The couple’s dream had been to own their own dairy farm after working as share milkers for nearly 35 years.
But they couldn’t get a bank loan to buy a farm.
“The bank would always say we didn’t have quite enough money – just work for another year. But the price of land just kept going up,” John says.
In 2002 they decided to buy a small block of land near Matamata in the Waikato, and continue share milking while they paid it off.
But what to plant on their land?
“We got advice. It was only 40 acres so it was never going to be a dairy farm. We decided to trial a few plants and develop it into blueberries,” Jan says.
These days they have 10-thousand blueberry bushes.
“They’re just so sweet, once you start eating them you can’t stop,” John says.
They say the best decision they made was to put up four hectares of anti-hail meshing over the bushes.
‘It created a microclimate and the plants just grew unbelievably. We never looked back, “ John says.
But Jan says the canopy was a mission to put up – and took John nine months of backbreaking work with the aid of only their old Massey Ferguson tractor.
“John was clambering up and down like a monkey. I said never again!”

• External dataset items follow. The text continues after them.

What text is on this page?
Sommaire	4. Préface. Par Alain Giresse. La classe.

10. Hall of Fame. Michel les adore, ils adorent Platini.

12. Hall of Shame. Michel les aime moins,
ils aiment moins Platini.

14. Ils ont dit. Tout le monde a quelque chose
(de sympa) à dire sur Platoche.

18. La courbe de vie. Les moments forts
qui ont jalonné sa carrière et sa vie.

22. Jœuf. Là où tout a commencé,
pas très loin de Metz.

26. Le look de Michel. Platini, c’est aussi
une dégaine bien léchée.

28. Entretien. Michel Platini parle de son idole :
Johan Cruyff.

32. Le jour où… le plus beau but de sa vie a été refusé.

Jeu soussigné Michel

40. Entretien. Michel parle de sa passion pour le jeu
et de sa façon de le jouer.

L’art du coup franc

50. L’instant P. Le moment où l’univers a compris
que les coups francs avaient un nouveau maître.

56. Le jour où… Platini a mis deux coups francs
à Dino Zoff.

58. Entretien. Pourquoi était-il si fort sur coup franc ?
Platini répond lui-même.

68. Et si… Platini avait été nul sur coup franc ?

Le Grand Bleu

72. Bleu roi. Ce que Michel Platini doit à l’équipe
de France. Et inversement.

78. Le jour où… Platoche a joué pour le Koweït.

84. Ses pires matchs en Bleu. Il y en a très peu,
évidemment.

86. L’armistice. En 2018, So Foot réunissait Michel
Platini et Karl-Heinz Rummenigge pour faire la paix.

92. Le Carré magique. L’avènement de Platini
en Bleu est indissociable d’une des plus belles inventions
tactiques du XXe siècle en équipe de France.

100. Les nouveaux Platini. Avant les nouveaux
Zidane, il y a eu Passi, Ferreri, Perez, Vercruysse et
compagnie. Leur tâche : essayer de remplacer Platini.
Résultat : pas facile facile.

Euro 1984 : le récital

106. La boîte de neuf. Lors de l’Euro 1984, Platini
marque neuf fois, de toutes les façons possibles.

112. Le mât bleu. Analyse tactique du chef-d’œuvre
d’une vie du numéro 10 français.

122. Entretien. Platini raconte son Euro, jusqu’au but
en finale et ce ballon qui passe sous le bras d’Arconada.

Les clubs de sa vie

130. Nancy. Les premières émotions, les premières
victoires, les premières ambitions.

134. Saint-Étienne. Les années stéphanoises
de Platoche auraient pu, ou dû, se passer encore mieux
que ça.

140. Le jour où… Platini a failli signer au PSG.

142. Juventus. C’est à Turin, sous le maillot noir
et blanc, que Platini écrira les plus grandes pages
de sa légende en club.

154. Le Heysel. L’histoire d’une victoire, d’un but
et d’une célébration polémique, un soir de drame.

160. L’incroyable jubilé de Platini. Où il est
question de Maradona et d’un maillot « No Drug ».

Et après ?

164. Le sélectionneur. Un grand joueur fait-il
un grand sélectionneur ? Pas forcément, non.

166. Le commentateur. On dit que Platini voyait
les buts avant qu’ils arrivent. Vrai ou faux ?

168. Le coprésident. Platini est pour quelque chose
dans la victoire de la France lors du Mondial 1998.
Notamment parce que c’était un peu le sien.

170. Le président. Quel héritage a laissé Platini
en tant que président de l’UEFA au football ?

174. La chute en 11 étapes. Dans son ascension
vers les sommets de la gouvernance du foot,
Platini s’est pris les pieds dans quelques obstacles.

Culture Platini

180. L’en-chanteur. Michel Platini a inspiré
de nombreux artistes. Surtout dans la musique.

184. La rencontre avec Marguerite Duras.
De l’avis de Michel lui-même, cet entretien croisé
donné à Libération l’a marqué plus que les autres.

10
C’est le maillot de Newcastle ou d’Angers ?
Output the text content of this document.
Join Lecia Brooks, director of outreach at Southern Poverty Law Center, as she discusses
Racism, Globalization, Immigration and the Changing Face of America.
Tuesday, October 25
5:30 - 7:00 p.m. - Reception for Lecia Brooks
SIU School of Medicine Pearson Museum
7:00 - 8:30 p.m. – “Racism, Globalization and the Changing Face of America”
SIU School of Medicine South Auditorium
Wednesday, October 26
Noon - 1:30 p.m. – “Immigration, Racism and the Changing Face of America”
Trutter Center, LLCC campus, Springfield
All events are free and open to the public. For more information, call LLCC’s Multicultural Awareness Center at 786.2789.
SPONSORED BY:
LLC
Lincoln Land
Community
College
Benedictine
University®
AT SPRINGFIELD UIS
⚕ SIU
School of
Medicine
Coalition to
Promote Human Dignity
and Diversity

But on July 18, 2015 they were hit by a tornado and the whole structure was destroyed.
“It was all done in about 20 seconds – 300 millimetre poles were just snapped off and sucked up,” John says.
Jan did wonder whether they had the energy to continue.
But John hired a helicopter, and with the help of family and friends, the mesh was back up within three week
Not only did blueberry production increase, Jan’s branched out into producing her own ice cream – and naturally enough her specialty is blueberry.
She gets the milk from a neighbouring dairy farm – she loves the creaminess of the milk produced by the farm’s jersey herd.
“I know the cows are well looked after – everything about the farm and my ice- cream keeps it honest.”
She sells it in her distinctive Kowhai Creamery trailer in her local village of Waharoa and further afield in the Waikato.